Malgré un salaire alléchant de 358 000 $, une petite communauté néo-zélandaise n’arrive pas à attirer un médecin suppléant pour soigner ses habitants.
Alan Kenny est au bout du rouleau. Débordé par le nombre de patients à soigner dans la petite ville de Tokoroa, une communauté de 13 600 âmes située dans l’île du nord – l’équivalent de la population de Mont-Laurier –, ce médecin généraliste cherche un assistant depuis deux ans.
Il n’a pourtant pas lésiné sur moyens : salaire de 358 000$ par an, trois mois de vacances payées, week-ends et soirées libres. En prime, Alan Kenny est prêt à partager la moitié des parts de son cabinet médical.
Malgré tout, depuis deux ans, seuls des médecins étrangers de passage sont venus prêter main-forte au Dr Kenny. À tel point que ce dernier doit fréquemment annuler ses congés et ses vacances pour répondre à une demande croissante.
« Ma pratique a explosé au cours de la dernière année, a-t-il confié au quotidien The New Zealand Herald. J’aime mon travail, mais même si je fais beaucoup d’argent, ça devient trop dur pour moi. »
Médiatisation à gogo
Depuis sa publication au pays des kiwis, l’histoire du médecin désespéré a fait le tour de la planète. Résultat : les CV ont afflué des quatre coins du monde. Voici sa chance, pensez-vous ? Que non : la médiatisation de l’affaire s’est soldée par un surplus de travail pour Alan Kenny, qui a été inondé d’appels et de courriels. Or, la quasi-totalité des candidatures reçues a pris le chemin de la poubelle, généralement soit parce que les candidats ne parlaient pas anglais, ou qu’ils n’avaient… aucune formation en médecine.

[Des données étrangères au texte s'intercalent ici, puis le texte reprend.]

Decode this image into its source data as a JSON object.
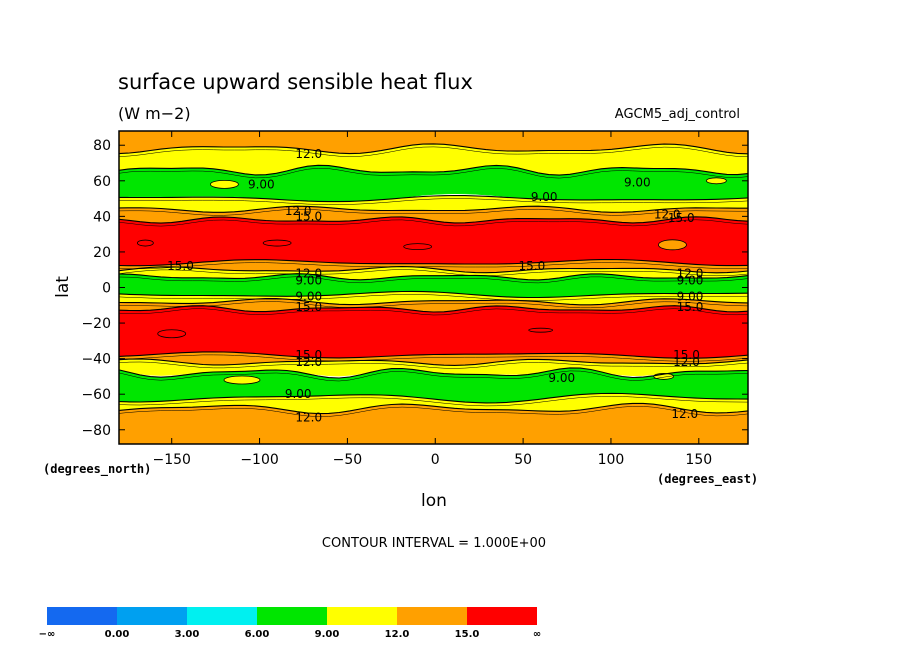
{
  "chart_data": {
    "type": "heatmap",
    "title": "surface upward sensible heat flux",
    "units": "(W m−2)",
    "dataset": "AGCM5_adj_control",
    "xlabel": "lon",
    "ylabel": "lat",
    "x_units": "(degrees_east)",
    "y_units": "(degrees_north)",
    "xlim": [
      -180,
      178
    ],
    "ylim": [
      -88,
      88
    ],
    "x_ticks": [
      -150,
      -100,
      -50,
      0,
      50,
      100,
      150
    ],
    "x_tick_labels": [
      "−150",
      "−100",
      "−50",
      "0",
      "50",
      "100",
      "150"
    ],
    "y_ticks": [
      80,
      60,
      40,
      20,
      0,
      -20,
      -40,
      -60,
      -80
    ],
    "y_tick_labels": [
      "80",
      "60",
      "40",
      "20",
      "0",
      "−20",
      "−40",
      "−60",
      "−80"
    ],
    "contour_interval_text": "CONTOUR INTERVAL = 1.000E+00",
    "levels": [
      0,
      3,
      6,
      9,
      12,
      15
    ],
    "colorbar": {
      "colors": [
        "#1469f0",
        "#00a0f0",
        "#00f0f0",
        "#00e600",
        "#ffff00",
        "#ffa000",
        "#ff0000"
      ],
      "labels": [
        "−∞",
        "0.00",
        "3.00",
        "6.00",
        "9.00",
        "12.0",
        "15.0",
        "∞"
      ]
    },
    "latitude_bands": [
      {
        "lat_from": 88,
        "lat_to": 78,
        "value": 13.5
      },
      {
        "lat_from": 78,
        "lat_to": 66,
        "value": 11.0
      },
      {
        "lat_from": 66,
        "lat_to": 50,
        "value": 8.0
      },
      {
        "lat_from": 50,
        "lat_to": 44,
        "value": 11.0
      },
      {
        "lat_from": 44,
        "lat_to": 38,
        "value": 13.5
      },
      {
        "lat_from": 38,
        "lat_to": 14,
        "value": 17.0
      },
      {
        "lat_from": 14,
        "lat_to": 10,
        "value": 13.5
      },
      {
        "lat_from": 10,
        "lat_to": 6,
        "value": 11.0
      },
      {
        "lat_from": 6,
        "lat_to": -4,
        "value": 8.0
      },
      {
        "lat_from": -4,
        "lat_to": -8,
        "value": 11.0
      },
      {
        "lat_from": -8,
        "lat_to": -12,
        "value": 13.5
      },
      {
        "lat_from": -12,
        "lat_to": -38,
        "value": 17.0
      },
      {
        "lat_from": -38,
        "lat_to": -42,
        "value": 13.5
      },
      {
        "lat_from": -42,
        "lat_to": -48,
        "value": 11.0
      },
      {
        "lat_from": -48,
        "lat_to": -62,
        "value": 8.0
      },
      {
        "lat_from": -62,
        "lat_to": -68,
        "value": 11.0
      },
      {
        "lat_from": -68,
        "lat_to": -88,
        "value": 13.5
      }
    ],
    "contour_labels": [
      {
        "text": "12.0",
        "lon": -72,
        "lat": 75
      },
      {
        "text": "9.00",
        "lon": -99,
        "lat": 58
      },
      {
        "text": "9.00",
        "lon": 62,
        "lat": 51
      },
      {
        "text": "9.00",
        "lon": 115,
        "lat": 59
      },
      {
        "text": "12.0",
        "lon": -78,
        "lat": 43
      },
      {
        "text": "15.0",
        "lon": -72,
        "lat": 40
      },
      {
        "text": "12.0",
        "lon": 132,
        "lat": 41
      },
      {
        "text": "15.0",
        "lon": 140,
        "lat": 39
      },
      {
        "text": "15.0",
        "lon": -145,
        "lat": 12
      },
      {
        "text": "15.0",
        "lon": 55,
        "lat": 12
      },
      {
        "text": "12.0",
        "lon": -72,
        "lat": 8
      },
      {
        "text": "9.00",
        "lon": -72,
        "lat": 4
      },
      {
        "text": "12.0",
        "lon": 145,
        "lat": 8
      },
      {
        "text": "9.00",
        "lon": 145,
        "lat": 4
      },
      {
        "text": "9.00",
        "lon": -72,
        "lat": -5
      },
      {
        "text": "15.0",
        "lon": -72,
        "lat": -11
      },
      {
        "text": "9.00",
        "lon": 145,
        "lat": -5
      },
      {
        "text": "15.0",
        "lon": 145,
        "lat": -11
      },
      {
        "text": "15.0",
        "lon": -72,
        "lat": -38
      },
      {
        "text": "12.0",
        "lon": -72,
        "lat": -42
      },
      {
        "text": "15.0",
        "lon": 143,
        "lat": -38
      },
      {
        "text": "12.0",
        "lon": 143,
        "lat": -42
      },
      {
        "text": "9.00",
        "lon": 72,
        "lat": -51
      },
      {
        "text": "9.00",
        "lon": -78,
        "lat": -60
      },
      {
        "text": "12.0",
        "lon": -72,
        "lat": -73
      },
      {
        "text": "12.0",
        "lon": 142,
        "lat": -71
      }
    ],
    "grid": false,
    "legend": "bottom-left colorbar"
  }
}
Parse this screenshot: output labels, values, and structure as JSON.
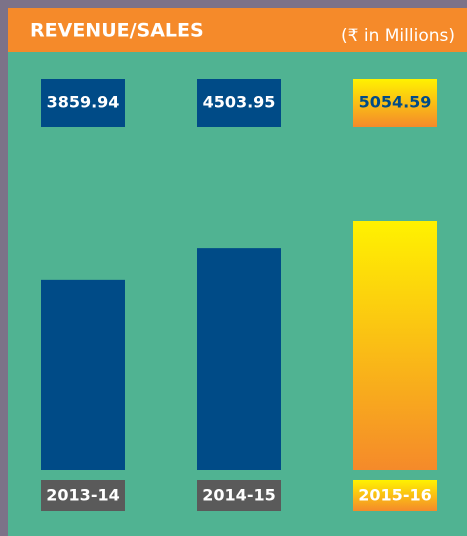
{
  "chart_data": {
    "type": "bar",
    "title": "REVENUE/SALES",
    "subtitle": "(₹ in Millions)",
    "categories": [
      "2013-14",
      "2014-15",
      "2015-16"
    ],
    "values": [
      3859.94,
      4503.95,
      5054.59
    ],
    "colors": [
      "#004b87",
      "#004b87",
      "#fff200"
    ],
    "highlight_gradient": [
      "#fff200",
      "#f58a2a"
    ],
    "label_box_color": "#5a5a5a"
  }
}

« Si un candidat sérieux émerge de cette horrible expérience, je serai vraiment surpris », a-t-il déclaré au quotidien britannique The Guardian.
Les aléas de l’isolement
La Terre du Milieu, c’est ici. Lieu de tournage de la saga cinématographique Le Seigneur des anneaux, la topographie accidentée de la Nouvelle-Zélande a donné naissance à des paysages à couper le souffle. Pourquoi les médecins boudent-ils Tokoroa, qui n’a pourtant rien d’un bidonville ? Selon Linda Reynolds, la vice-présidente du réseau des médecins ruraux de Nouvelle-Zélande, la communauté est victime de son isolement. Les infrastructures scolaires et sociales y sont déficientes, par exemple, et le réseau téléphonique, très mauvais.
Quitte à rester dans le cinéma, cette histoire n’est pas sans rappeler le scénario du film québécois La Grande séduction, réalisé par Ken Scott. Cette comédie sortie en 2003 mettait en scène les habitants d’un village côtier isolé – nommé fictivement Sainte-Marie-la-Mauderne –, qui tentaient par tous les moyens de faire en sorte que le nouveau médecin venu de « la grande ville » séjourne chez eux pour plus d’un mois.
Au-delà de la fiction, attirer des médecins dans des communautés éloignées est un problème bien réel en Nouvelle-Zélande comme au Québec. Chez nous, afin de mieux répartir les effectifs sur le territoire, le ministère de la Santé et des Services sociaux a mis en place un système d’incitatifs qui a amélioré la situation dans plusieurs régions. Les médecins qui s’établissent dans une communauté éloignée profitent de divers avantages tels une majoration du salaire pouvant atteindre 145 %, des déductions fiscales, des journées de ressourcement payées et des primes d’installation et de maintien, entre autres.